Universal quantification does not necessarily imply “same behaviour” for all instantiations. That is a particular property called “parametricity” that may or may not be present. The plain polymorphic lambda calculus is parametric, because you simply cannot express any non-parametric behaviour. But if you add constructs like typecase (a.k.a. intensional type analysis) or checked casts as a weaker form of that, then you loose parametricity. Parametricity implies nice properties, e.g. it allows a language to be implemented without any runtime representation of types. And it induces very strong reasoning principles, see e.g. Wadler’s paper “Theorems for free!”. But it’s a trade-off, sometimes you want dispatch on types.
Existential types essentially denote pairs of a type (the so-called witness) and a term, sometimes called packages.

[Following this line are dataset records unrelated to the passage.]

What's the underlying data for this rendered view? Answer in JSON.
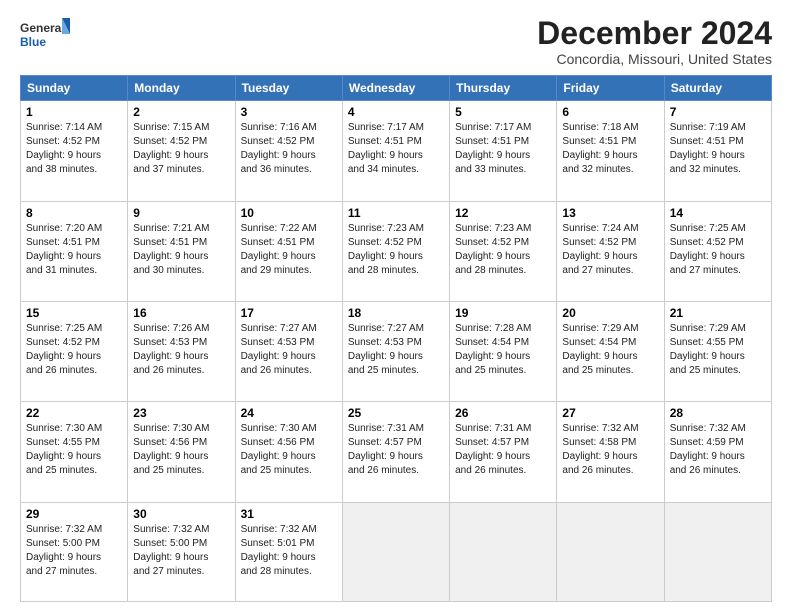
{
  "logo": {
    "line1": "General",
    "line2": "Blue"
  },
  "title": "December 2024",
  "subtitle": "Concordia, Missouri, United States",
  "days_of_week": [
    "Sunday",
    "Monday",
    "Tuesday",
    "Wednesday",
    "Thursday",
    "Friday",
    "Saturday"
  ],
  "weeks": [
    [
      {
        "day": 1,
        "info": "Sunrise: 7:14 AM\nSunset: 4:52 PM\nDaylight: 9 hours\nand 38 minutes."
      },
      {
        "day": 2,
        "info": "Sunrise: 7:15 AM\nSunset: 4:52 PM\nDaylight: 9 hours\nand 37 minutes."
      },
      {
        "day": 3,
        "info": "Sunrise: 7:16 AM\nSunset: 4:52 PM\nDaylight: 9 hours\nand 36 minutes."
      },
      {
        "day": 4,
        "info": "Sunrise: 7:17 AM\nSunset: 4:51 PM\nDaylight: 9 hours\nand 34 minutes."
      },
      {
        "day": 5,
        "info": "Sunrise: 7:17 AM\nSunset: 4:51 PM\nDaylight: 9 hours\nand 33 minutes."
      },
      {
        "day": 6,
        "info": "Sunrise: 7:18 AM\nSunset: 4:51 PM\nDaylight: 9 hours\nand 32 minutes."
      },
      {
        "day": 7,
        "info": "Sunrise: 7:19 AM\nSunset: 4:51 PM\nDaylight: 9 hours\nand 32 minutes."
      }
    ],
    [
      {
        "day": 8,
        "info": "Sunrise: 7:20 AM\nSunset: 4:51 PM\nDaylight: 9 hours\nand 31 minutes."
      },
      {
        "day": 9,
        "info": "Sunrise: 7:21 AM\nSunset: 4:51 PM\nDaylight: 9 hours\nand 30 minutes."
      },
      {
        "day": 10,
        "info": "Sunrise: 7:22 AM\nSunset: 4:51 PM\nDaylight: 9 hours\nand 29 minutes."
      },
      {
        "day": 11,
        "info": "Sunrise: 7:23 AM\nSunset: 4:52 PM\nDaylight: 9 hours\nand 28 minutes."
      },
      {
        "day": 12,
        "info": "Sunrise: 7:23 AM\nSunset: 4:52 PM\nDaylight: 9 hours\nand 28 minutes."
      },
      {
        "day": 13,
        "info": "Sunrise: 7:24 AM\nSunset: 4:52 PM\nDaylight: 9 hours\nand 27 minutes."
      },
      {
        "day": 14,
        "info": "Sunrise: 7:25 AM\nSunset: 4:52 PM\nDaylight: 9 hours\nand 27 minutes."
      }
    ],
    [
      {
        "day": 15,
        "info": "Sunrise: 7:25 AM\nSunset: 4:52 PM\nDaylight: 9 hours\nand 26 minutes."
      },
      {
        "day": 16,
        "info": "Sunrise: 7:26 AM\nSunset: 4:53 PM\nDaylight: 9 hours\nand 26 minutes."
      },
      {
        "day": 17,
        "info": "Sunrise: 7:27 AM\nSunset: 4:53 PM\nDaylight: 9 hours\nand 26 minutes."
      },
      {
        "day": 18,
        "info": "Sunrise: 7:27 AM\nSunset: 4:53 PM\nDaylight: 9 hours\nand 25 minutes."
      },
      {
        "day": 19,
        "info": "Sunrise: 7:28 AM\nSunset: 4:54 PM\nDaylight: 9 hours\nand 25 minutes."
      },
      {
        "day": 20,
        "info": "Sunrise: 7:29 AM\nSunset: 4:54 PM\nDaylight: 9 hours\nand 25 minutes."
      },
      {
        "day": 21,
        "info": "Sunrise: 7:29 AM\nSunset: 4:55 PM\nDaylight: 9 hours\nand 25 minutes."
      }
    ],
    [
      {
        "day": 22,
        "info": "Sunrise: 7:30 AM\nSunset: 4:55 PM\nDaylight: 9 hours\nand 25 minutes."
      },
      {
        "day": 23,
        "info": "Sunrise: 7:30 AM\nSunset: 4:56 PM\nDaylight: 9 hours\nand 25 minutes."
      },
      {
        "day": 24,
        "info": "Sunrise: 7:30 AM\nSunset: 4:56 PM\nDaylight: 9 hours\nand 25 minutes."
      },
      {
        "day": 25,
        "info": "Sunrise: 7:31 AM\nSunset: 4:57 PM\nDaylight: 9 hours\nand 26 minutes."
      },
      {
        "day": 26,
        "info": "Sunrise: 7:31 AM\nSunset: 4:57 PM\nDaylight: 9 hours\nand 26 minutes."
      },
      {
        "day": 27,
        "info": "Sunrise: 7:32 AM\nSunset: 4:58 PM\nDaylight: 9 hours\nand 26 minutes."
      },
      {
        "day": 28,
        "info": "Sunrise: 7:32 AM\nSunset: 4:59 PM\nDaylight: 9 hours\nand 26 minutes."
      }
    ],
    [
      {
        "day": 29,
        "info": "Sunrise: 7:32 AM\nSunset: 5:00 PM\nDaylight: 9 hours\nand 27 minutes."
      },
      {
        "day": 30,
        "info": "Sunrise: 7:32 AM\nSunset: 5:00 PM\nDaylight: 9 hours\nand 27 minutes."
      },
      {
        "day": 31,
        "info": "Sunrise: 7:32 AM\nSunset: 5:01 PM\nDaylight: 9 hours\nand 28 minutes."
      },
      null,
      null,
      null,
      null
    ]
  ]
}
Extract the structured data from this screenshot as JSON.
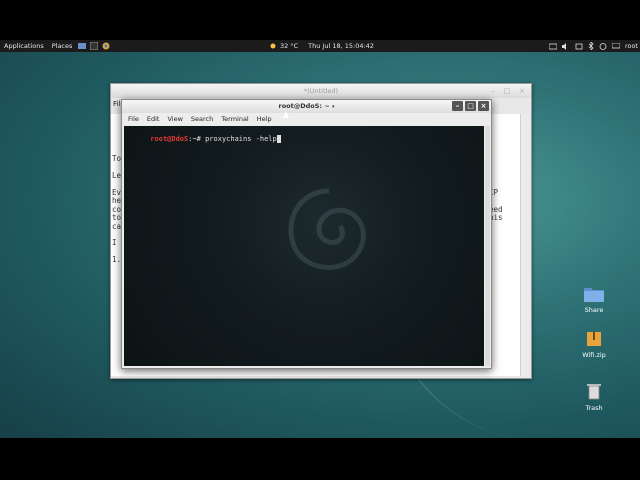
{
  "panel": {
    "applications": "Applications",
    "places": "Places",
    "weather": "32 °C",
    "clock": "Thu Jul 18, 15:04:42",
    "user": "root"
  },
  "editor": {
    "title": "*(Untitled)",
    "menu_first": "File",
    "lines": [
      "Too",
      "Let",
      "Eve",
      "hea",
      "cor",
      "to",
      "can",
      "I T",
      "1."
    ],
    "right_fragments": [
      "IP",
      "eed",
      "his"
    ]
  },
  "terminal": {
    "title": "root@DdoS: ~",
    "menu": [
      "File",
      "Edit",
      "View",
      "Search",
      "Terminal",
      "Help"
    ],
    "prompt_user": "root@DdoS",
    "prompt_rest": ":~# ",
    "command": "proxychains -help"
  },
  "desktop_icons": [
    {
      "label": "Share",
      "icon": "folder-icon"
    },
    {
      "label": "Wifi.zip",
      "icon": "zip-icon"
    },
    {
      "label": "Trash",
      "icon": "trash-icon"
    }
  ],
  "colors": {
    "desktop": "#2f7377",
    "terminal_bg": "#121b1e",
    "prompt_red": "#e53935",
    "panel": "#1b1b1b"
  }
}
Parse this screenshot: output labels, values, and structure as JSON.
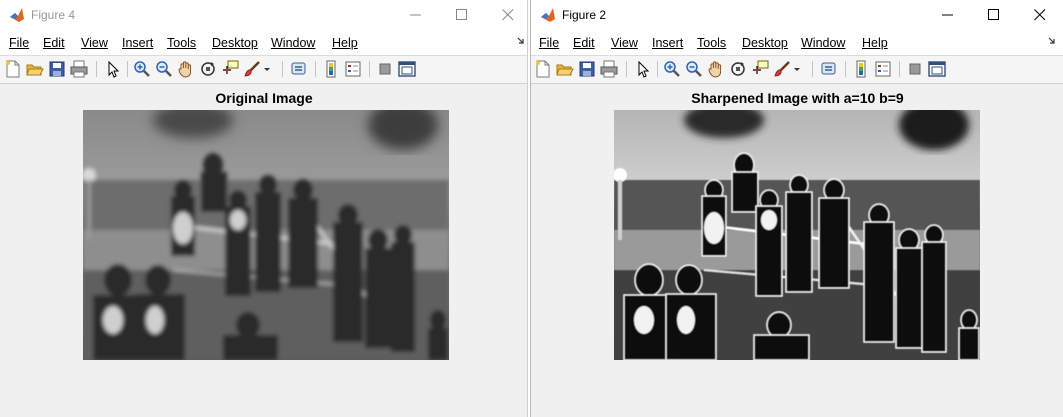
{
  "menu_items": [
    "File",
    "Edit",
    "View",
    "Insert",
    "Tools",
    "Desktop",
    "Window",
    "Help"
  ],
  "icons": {
    "window": [
      "matlab-logo-icon",
      "minimize-icon",
      "maximize-icon",
      "close-icon"
    ],
    "toolbar": [
      "new-figure-icon",
      "open-file-icon",
      "save-icon",
      "print-icon",
      "edit-plot-arrow-icon",
      "zoom-in-icon",
      "zoom-out-icon",
      "pan-hand-icon",
      "rotate-3d-icon",
      "data-cursor-icon",
      "brush-icon",
      "brush-dropdown-arrow-icon",
      "link-plot-icon",
      "colorbar-icon",
      "legend-icon",
      "hide-plot-tools-icon",
      "show-plot-tools-icon"
    ]
  },
  "windows": {
    "left": {
      "title": "Figure 4",
      "plot_title": "Original Image"
    },
    "right": {
      "title": "Figure 2",
      "plot_title": "Sharpened Image with a=10 b=9"
    }
  }
}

One common way to view these is as implementation of abstract data types. Here is a simple example:
pack (Int, (λx. x, λx. x)) : ∃ T. (Int → T) × (T → Int)
This is a simple ADT whose representation is Int and that only provides two operations (as a nested tuple), for converting ints in and out of the abstract type T. This is the basis of type theories for modules, for example.
In summary, universal quantification provides client-side data abstraction, while existential types dually provides implementor-side data abstraction.
As an additional remark, in the so-called lambda cube, forall and arrow are generalised to the unified notion of Π-type (where T1→T2 = Π(x:T1).T2 and ∀A.T = Π(A:*).T) and likewise exists and tupling can be generalised to Σ-types (where T1×T2 = Σ(x:T1).T2 and ∃A.T = Σ(A:*).T). Here, the type * is the “type of types”.